Des supporters rennais au Roazhon Park à Rennes le 20 octobre 2020.
/ © 2020 AFP

Juste avant l’entrée en vigueur du couvre-feu et malgré les images d’ultras agglutinés derrière le but mardi en Ligue des champions, le Stade rennais a annoncé vendredi que la jauge restait à 5.000 personnes pour son match contre Angers à 21H00.

Si l’ouest de la Bretagne reste encore relativement épargné par la deuxième vague de Covid-19

Lorient et Brest pourront chacun compter sur 5.000 supporters ce weekend

-, Rennes et l’Ille-et-Vilaine font partie des nouvelles zones passant sous couvre-feu, mais seulement à partir de vendredi à minuit.

Au coup de sifflet final, les supporters rennais auront donc une heure pour rentrer chez eux, sous peine d’une amende de 135 euros. Et ensuite, les matches se dérouleront en petit comité, “jusqu’à nouvel ordre”, a prévenu le club.

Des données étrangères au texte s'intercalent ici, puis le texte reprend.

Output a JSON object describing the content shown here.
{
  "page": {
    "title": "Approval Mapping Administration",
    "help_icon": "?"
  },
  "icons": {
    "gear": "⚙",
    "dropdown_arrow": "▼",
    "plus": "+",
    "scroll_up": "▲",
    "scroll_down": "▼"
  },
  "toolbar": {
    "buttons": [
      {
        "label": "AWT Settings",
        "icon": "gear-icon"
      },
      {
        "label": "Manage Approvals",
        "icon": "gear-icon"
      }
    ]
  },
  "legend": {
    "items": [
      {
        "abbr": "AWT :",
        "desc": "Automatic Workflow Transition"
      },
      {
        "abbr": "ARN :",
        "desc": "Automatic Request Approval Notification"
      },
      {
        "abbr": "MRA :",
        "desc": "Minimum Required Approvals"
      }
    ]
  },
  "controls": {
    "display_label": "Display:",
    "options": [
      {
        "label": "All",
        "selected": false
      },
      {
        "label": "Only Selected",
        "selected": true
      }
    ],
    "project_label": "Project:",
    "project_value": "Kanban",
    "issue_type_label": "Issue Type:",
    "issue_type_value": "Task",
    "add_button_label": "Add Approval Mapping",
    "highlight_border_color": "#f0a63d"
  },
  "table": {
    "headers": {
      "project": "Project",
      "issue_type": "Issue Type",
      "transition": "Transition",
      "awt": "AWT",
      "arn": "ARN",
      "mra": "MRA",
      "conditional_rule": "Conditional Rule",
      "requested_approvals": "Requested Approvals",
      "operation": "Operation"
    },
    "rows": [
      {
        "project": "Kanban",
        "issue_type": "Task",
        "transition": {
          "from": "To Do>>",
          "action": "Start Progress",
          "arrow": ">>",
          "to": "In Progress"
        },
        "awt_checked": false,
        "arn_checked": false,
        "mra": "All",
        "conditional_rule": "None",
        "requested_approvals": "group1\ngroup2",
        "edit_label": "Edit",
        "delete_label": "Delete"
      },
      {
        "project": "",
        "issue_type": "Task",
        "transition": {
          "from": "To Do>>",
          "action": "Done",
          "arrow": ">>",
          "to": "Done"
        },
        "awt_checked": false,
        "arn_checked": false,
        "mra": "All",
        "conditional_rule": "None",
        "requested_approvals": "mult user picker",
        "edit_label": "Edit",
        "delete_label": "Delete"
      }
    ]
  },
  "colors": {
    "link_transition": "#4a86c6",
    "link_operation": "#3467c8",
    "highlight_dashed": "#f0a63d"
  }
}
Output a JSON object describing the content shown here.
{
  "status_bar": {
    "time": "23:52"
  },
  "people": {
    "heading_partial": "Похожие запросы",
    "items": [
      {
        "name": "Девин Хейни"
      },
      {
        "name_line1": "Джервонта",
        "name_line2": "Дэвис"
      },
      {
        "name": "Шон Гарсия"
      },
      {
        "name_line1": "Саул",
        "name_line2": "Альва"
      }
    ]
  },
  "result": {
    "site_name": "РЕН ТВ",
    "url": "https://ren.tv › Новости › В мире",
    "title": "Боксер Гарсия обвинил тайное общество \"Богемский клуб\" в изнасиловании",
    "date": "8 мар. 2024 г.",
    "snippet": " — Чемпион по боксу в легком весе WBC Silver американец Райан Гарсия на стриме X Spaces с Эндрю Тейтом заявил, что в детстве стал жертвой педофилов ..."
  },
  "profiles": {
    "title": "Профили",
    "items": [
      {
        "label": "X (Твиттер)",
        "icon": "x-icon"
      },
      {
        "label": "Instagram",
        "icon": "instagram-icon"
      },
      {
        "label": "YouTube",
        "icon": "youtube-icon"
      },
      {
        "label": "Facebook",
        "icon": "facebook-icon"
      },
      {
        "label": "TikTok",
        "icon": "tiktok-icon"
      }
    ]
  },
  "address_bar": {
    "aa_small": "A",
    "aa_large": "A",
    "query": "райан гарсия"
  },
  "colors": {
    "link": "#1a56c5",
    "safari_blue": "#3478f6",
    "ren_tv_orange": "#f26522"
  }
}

Cependant, les mesures de distanciation ont été accrues à l’intérieur du stade, après la polémique sur la manière dont certains ultras, pas toujours masqués, ont célébré le penalty transformé contre Krasnodar mardi, lors du premier match de Ligue des champions de l’histoire du club breton (1-1).

Les billets des ultras ont été modifiés pour imposer un écart de quatre sièges entre chacun. Et les distances ont aussi été augmentées en tribune de presse.

“Nous avons demandé de répartir ces 5.000 spectateurs dans 4 tribunes”, a déclaré la préfète de la région Bretagne Michèle Kirry, lors d’une conférence de presse, en rappelant que le stade avait une capacité de près de 30.000 places.

“Est-ce bien raisonnable? L’arrêté (de couvre-feu, ndlr) n’entre en vigueur qu’à minuit ce soir (…) C’est très compliqué d’annuler le jour même des choses qui sont engagées (…) Ce qui serait déraisonnable, c’est de placer les spectateurs dans une même tribune”, a-t-elle ajouté en réponse à une question.

Le taux d’incidence du Covid-19 à Rennes métropole est de 183 cas pour 100.000 habitants et de 132 cas pour 100.000 habitants au niveau régional, selon l’Agence régionale de santé de Bretagne.